Captain America, otherwise known as Chris Evans, is featured in the July 2011 issue of GQ magazine wearing Gucci and being subjected to a cringe-worthy “Dear Diary, I TOTALLY met Chris Evans today!!!!!” style of “interview.”
On his initial reluctance to take on the role of Captain America: “I said no a bunch, and every time I said no, I woke up the next morning so happy and content. I kept saying no; they kept coming back. And eventually I was like, ‘You know what? This is your biggest fear—this is exactly what you have to do. The problem is, if the movie’s bad, that’s one set of problems. If the movie’s great, here come the sequels, here come the fuckin’…”

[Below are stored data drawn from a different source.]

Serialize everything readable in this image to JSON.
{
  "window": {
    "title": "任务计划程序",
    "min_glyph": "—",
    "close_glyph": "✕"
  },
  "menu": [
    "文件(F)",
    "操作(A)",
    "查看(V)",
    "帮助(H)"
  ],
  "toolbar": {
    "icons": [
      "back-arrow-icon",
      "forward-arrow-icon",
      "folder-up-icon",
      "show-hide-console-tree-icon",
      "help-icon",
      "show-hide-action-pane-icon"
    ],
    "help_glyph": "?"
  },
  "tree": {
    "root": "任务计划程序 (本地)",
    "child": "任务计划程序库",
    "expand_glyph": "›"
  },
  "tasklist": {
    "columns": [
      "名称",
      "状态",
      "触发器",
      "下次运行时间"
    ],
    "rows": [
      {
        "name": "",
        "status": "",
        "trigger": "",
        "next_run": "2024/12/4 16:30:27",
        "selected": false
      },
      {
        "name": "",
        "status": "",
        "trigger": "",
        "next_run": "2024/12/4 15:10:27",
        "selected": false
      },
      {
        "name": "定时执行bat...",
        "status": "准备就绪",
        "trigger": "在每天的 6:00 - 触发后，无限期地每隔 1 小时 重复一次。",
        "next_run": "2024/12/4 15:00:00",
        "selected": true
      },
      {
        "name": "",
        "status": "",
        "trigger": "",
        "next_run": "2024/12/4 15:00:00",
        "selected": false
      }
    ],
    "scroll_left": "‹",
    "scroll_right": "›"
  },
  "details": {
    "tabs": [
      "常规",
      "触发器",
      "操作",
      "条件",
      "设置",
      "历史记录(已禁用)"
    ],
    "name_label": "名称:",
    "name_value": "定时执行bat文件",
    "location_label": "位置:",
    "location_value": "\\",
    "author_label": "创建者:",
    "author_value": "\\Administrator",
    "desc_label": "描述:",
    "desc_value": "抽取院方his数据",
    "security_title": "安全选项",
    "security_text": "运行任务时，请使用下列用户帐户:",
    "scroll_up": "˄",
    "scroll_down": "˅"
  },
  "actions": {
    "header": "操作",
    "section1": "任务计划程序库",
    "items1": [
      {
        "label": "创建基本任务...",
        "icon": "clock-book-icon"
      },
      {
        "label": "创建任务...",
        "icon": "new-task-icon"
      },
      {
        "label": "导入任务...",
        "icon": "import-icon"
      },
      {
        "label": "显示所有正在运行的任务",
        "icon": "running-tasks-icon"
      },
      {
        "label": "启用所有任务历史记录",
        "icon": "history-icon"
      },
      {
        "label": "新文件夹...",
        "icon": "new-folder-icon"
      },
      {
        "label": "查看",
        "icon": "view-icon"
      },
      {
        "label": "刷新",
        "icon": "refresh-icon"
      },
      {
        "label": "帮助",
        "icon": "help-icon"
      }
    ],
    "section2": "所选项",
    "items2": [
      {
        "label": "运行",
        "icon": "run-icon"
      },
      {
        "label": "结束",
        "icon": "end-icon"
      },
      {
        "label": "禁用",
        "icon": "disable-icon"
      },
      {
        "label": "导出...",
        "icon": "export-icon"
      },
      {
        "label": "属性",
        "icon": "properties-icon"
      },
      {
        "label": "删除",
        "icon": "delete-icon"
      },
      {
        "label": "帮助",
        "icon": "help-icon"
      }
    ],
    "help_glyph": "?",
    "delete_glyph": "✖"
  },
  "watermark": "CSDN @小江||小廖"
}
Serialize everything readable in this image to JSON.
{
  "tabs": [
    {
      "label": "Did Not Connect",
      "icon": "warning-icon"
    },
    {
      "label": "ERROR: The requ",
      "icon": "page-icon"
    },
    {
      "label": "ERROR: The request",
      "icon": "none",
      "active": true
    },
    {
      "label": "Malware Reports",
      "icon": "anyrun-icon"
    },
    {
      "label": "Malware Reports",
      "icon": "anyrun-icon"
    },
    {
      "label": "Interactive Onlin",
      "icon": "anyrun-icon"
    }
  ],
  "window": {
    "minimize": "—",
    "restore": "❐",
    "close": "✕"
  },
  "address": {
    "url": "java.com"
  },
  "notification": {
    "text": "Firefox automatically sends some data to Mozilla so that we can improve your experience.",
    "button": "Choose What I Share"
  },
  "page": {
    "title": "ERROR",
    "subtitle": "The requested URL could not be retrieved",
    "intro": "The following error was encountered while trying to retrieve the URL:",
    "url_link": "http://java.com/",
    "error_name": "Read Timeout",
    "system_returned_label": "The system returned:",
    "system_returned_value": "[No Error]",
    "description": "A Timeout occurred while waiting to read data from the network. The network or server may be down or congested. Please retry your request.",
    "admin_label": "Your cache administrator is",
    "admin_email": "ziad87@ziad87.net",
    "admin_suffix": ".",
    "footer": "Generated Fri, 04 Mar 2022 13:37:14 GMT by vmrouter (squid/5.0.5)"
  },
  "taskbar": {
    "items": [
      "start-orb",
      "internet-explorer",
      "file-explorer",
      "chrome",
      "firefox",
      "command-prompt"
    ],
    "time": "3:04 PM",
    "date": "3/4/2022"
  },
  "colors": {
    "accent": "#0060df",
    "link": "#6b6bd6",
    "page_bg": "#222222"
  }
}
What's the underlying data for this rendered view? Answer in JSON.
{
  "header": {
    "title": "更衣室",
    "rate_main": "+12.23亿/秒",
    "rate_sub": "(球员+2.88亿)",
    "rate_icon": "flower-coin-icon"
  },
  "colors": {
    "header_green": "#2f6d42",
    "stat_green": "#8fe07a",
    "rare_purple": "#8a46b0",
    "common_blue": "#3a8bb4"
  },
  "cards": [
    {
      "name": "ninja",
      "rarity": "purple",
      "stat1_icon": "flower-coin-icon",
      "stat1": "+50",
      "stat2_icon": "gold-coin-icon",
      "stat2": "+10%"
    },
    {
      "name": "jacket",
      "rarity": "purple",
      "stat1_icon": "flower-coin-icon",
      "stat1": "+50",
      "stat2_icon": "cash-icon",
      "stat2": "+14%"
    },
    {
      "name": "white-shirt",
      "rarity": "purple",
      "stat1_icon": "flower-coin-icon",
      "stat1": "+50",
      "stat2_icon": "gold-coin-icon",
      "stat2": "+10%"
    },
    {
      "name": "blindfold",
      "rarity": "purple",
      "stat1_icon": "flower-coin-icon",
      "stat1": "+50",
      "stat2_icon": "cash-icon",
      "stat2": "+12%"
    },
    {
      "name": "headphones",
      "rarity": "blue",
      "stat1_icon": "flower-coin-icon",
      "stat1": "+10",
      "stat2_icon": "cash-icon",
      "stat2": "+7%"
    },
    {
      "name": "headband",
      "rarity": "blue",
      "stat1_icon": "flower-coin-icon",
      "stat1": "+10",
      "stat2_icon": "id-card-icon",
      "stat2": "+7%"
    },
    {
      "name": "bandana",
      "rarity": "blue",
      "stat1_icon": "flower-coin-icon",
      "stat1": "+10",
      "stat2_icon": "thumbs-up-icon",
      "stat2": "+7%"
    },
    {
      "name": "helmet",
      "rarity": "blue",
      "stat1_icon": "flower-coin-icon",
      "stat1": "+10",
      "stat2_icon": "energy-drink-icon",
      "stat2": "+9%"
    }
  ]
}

Go and read the whole interview. It is not to be missed. Not so much because of Chris, but because… well. See for yourself. Here’s how it opens:
“chris evans pecs. how do they FEEL? like smooth stone from the souvenir shop?’
…is the instant message that pops up on my computer one Monday morning in April. My friend Kyle follows it up with a link to the gossip pages of the New York Daily News: I am being described as the “mystery maiden” Evans introduced to his mother at a premiere party; we held hands, the paper is reporting, ‘in a flirty manner,’ and he even placed ‘one of them on his chest.’ Oh.”
We tried to look at it from an irreverent, tongue-in-cheek perspective, but it doesn’t work. We’ve read Tiger Beat interviews that were more professional-sounding than this one.
Oh, don’t look at us like that. You read Tiger Beat once. You know you did.
Anyway, Chris is super-dreamy and we’re going to rip this cover off the magazine and totally hang it in our lockers.